The world as imagined in 1537 was a very different place. Africa and Asia were a bit misshapen at the time, though clearly recognizable. South America was too, though its southern half was but a narrow peninsula. Australia was unknown. North America is the most interesting. This map postdates Columbus and several of Vespucci's voyages, so the continent was known, but they had not penetrated the interior. The result is that North America appears as a long, narrow north to south island, by the name "Terra de Cuba." Cuba itself goes by its earlier name, "Isabella." Japan is located a bit to the west of this island, perhaps where the Mississippi River runs. It would have been much easier to import Toyotas and Sonys if this map were accurate. The oceans are filled with sea monsters, and the various continents have drawings pertaining to what one might find. For example, Asia has spices, Africa exotic people and animals, and America cannibals. Cannibals in America? I don't remember that being taught in my American history classes. A most intriguing feature is images of angels at the top and bottom of the Earth turning crank handles to spin it upon its access. This was still the era when the accepted explanation for movement of the heavens was that they were spinning around the Earth, not that the Earth was spinning. This map is found within the book Novus orbis regionum...by Grynaeus and Huttichius. The book includes information from Columbus' and Vespucci's voyages plus an early report on Magellan's circumnavigation. Item 2. Priced at $65,000.

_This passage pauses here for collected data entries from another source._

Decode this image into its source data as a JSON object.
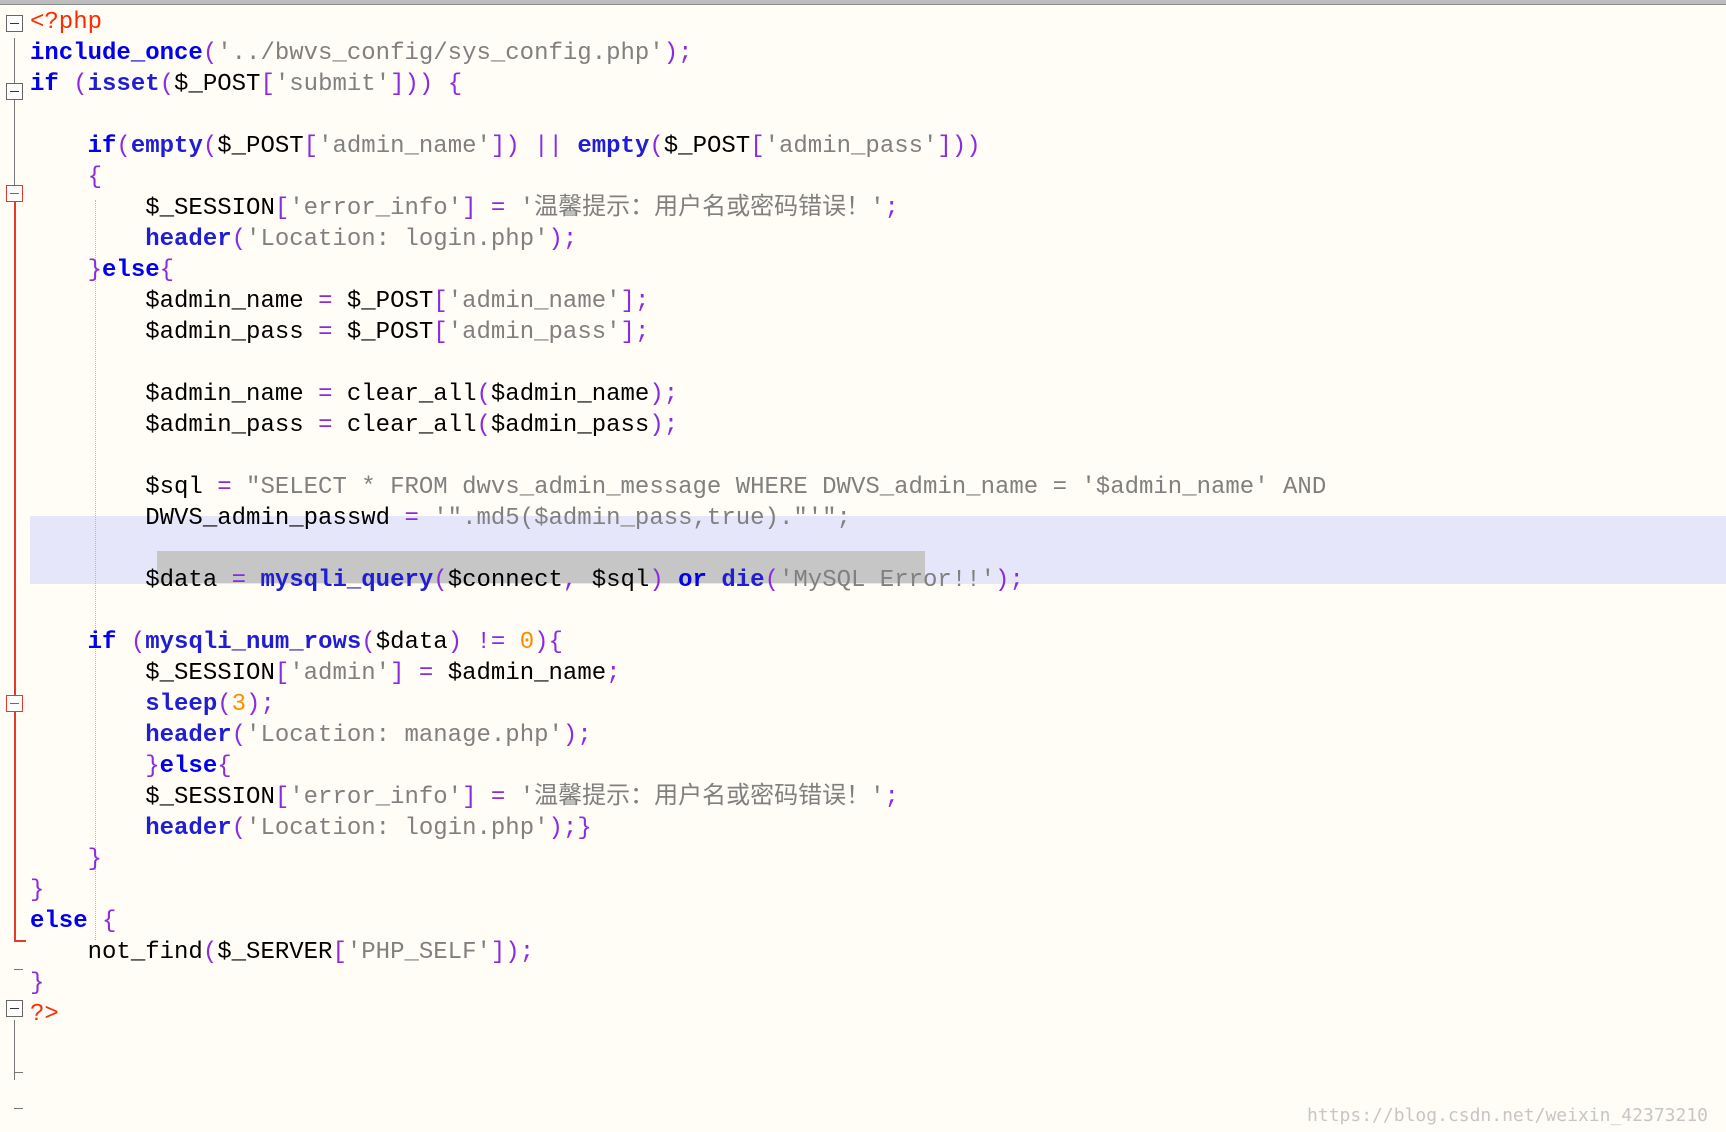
{
  "editor": {
    "language": "php",
    "lines": [
      "<?php",
      "include_once('../bwvs_config/sys_config.php');",
      "if (isset($_POST['submit'])) {",
      "",
      "    if(empty($_POST['admin_name']) || empty($_POST['admin_pass']))",
      "    {",
      "        $_SESSION['error_info'] = '温馨提示：用户名或密码错误！';",
      "        header('Location: login.php');",
      "    }else{",
      "        $admin_name = $_POST['admin_name'];",
      "        $admin_pass = $_POST['admin_pass'];",
      "",
      "        $admin_name = clear_all($admin_name);",
      "        $admin_pass = clear_all($admin_pass);",
      "",
      "        $sql = \"SELECT * FROM dwvs_admin_message WHERE DWVS_admin_name = '$admin_name' AND",
      "        DWVS_admin_passwd = '\".md5($admin_pass,true).\"'\";",
      "",
      "        $data = mysqli_query($connect, $sql) or die('MySQL Error!!');",
      "",
      "    if (mysqli_num_rows($data) != 0){",
      "        $_SESSION['admin'] = $admin_name;",
      "        sleep(3);",
      "        header('Location: manage.php');",
      "        }else{",
      "        $_SESSION['error_info'] = '温馨提示：用户名或密码错误！';",
      "        header('Location: login.php');}",
      "    }",
      "}",
      "else {",
      "    not_find($_SERVER['PHP_SELF']);",
      "}",
      "?>"
    ]
  },
  "watermark": "https://blog.csdn.net/weixin_42373210"
}
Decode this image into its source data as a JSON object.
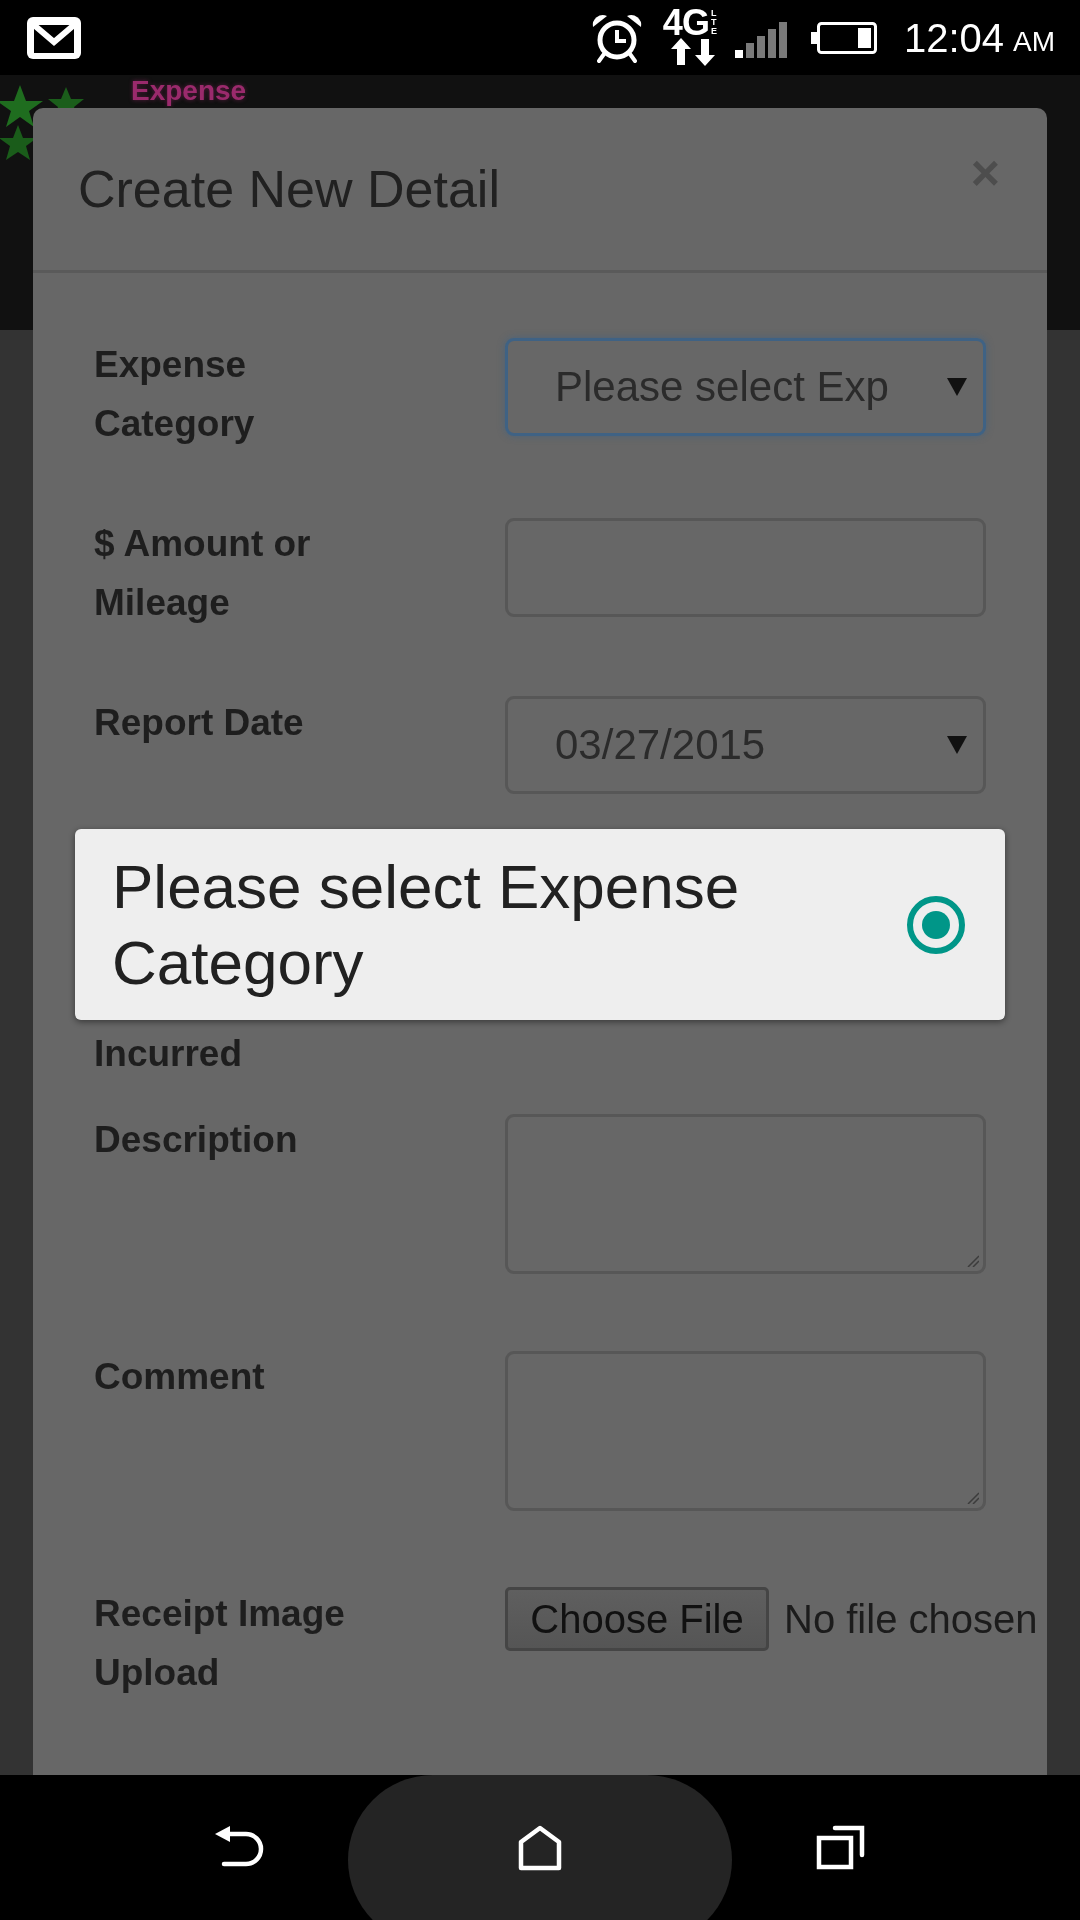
{
  "status_bar": {
    "network": "4G",
    "network_type": "LTE",
    "time": "12:04",
    "period": "AM"
  },
  "page_header": {
    "title": "Expense"
  },
  "modal": {
    "title": "Create New Detail",
    "close": "×",
    "fields": [
      {
        "kind": "select",
        "label": "Expense Category",
        "value": "Please select Exp",
        "focused": true
      },
      {
        "kind": "input",
        "label": "$ Amount or Mileage",
        "focused": false
      },
      {
        "kind": "select",
        "label": "Report Date",
        "value": "03/27/2015",
        "focused": false
      },
      {
        "kind": "label_only",
        "label": "Incurred"
      },
      {
        "kind": "textarea",
        "label": "Description",
        "focused": false
      },
      {
        "kind": "textarea",
        "label": "Comment",
        "focused": false
      },
      {
        "kind": "file",
        "label": "Receipt Image Upload",
        "button": "Choose File",
        "status": "No file chosen"
      }
    ]
  },
  "dropdown_popup": {
    "options": [
      {
        "label": "Please select Expense Category",
        "selected": true
      }
    ]
  }
}
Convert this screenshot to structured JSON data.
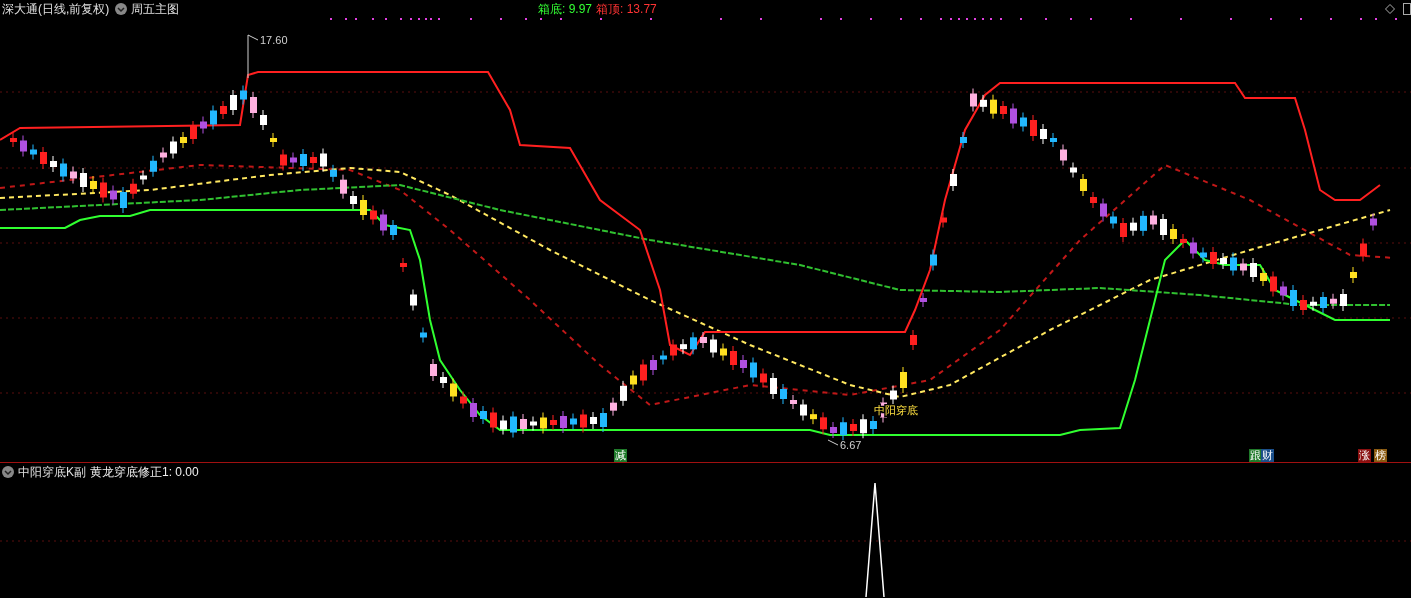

Item 4 shows no North or South America, but mapmaker H. Schedel can be forgiven. This is the world Columbus knew, at least before he set out for India. The map is titled Secunda etas mundi (it originally appeared in the Nuremberg Chronicle, which was dated 1493). This is one of the earliest obtainable printed maps, published less than forty years after the invention of the press. The map includes illustrations of wind heads, common among older maps, the sons of Noah who repopulated the Earth, and various grotesque creatures who presumably lived in distant, unexplored lands. $25,000.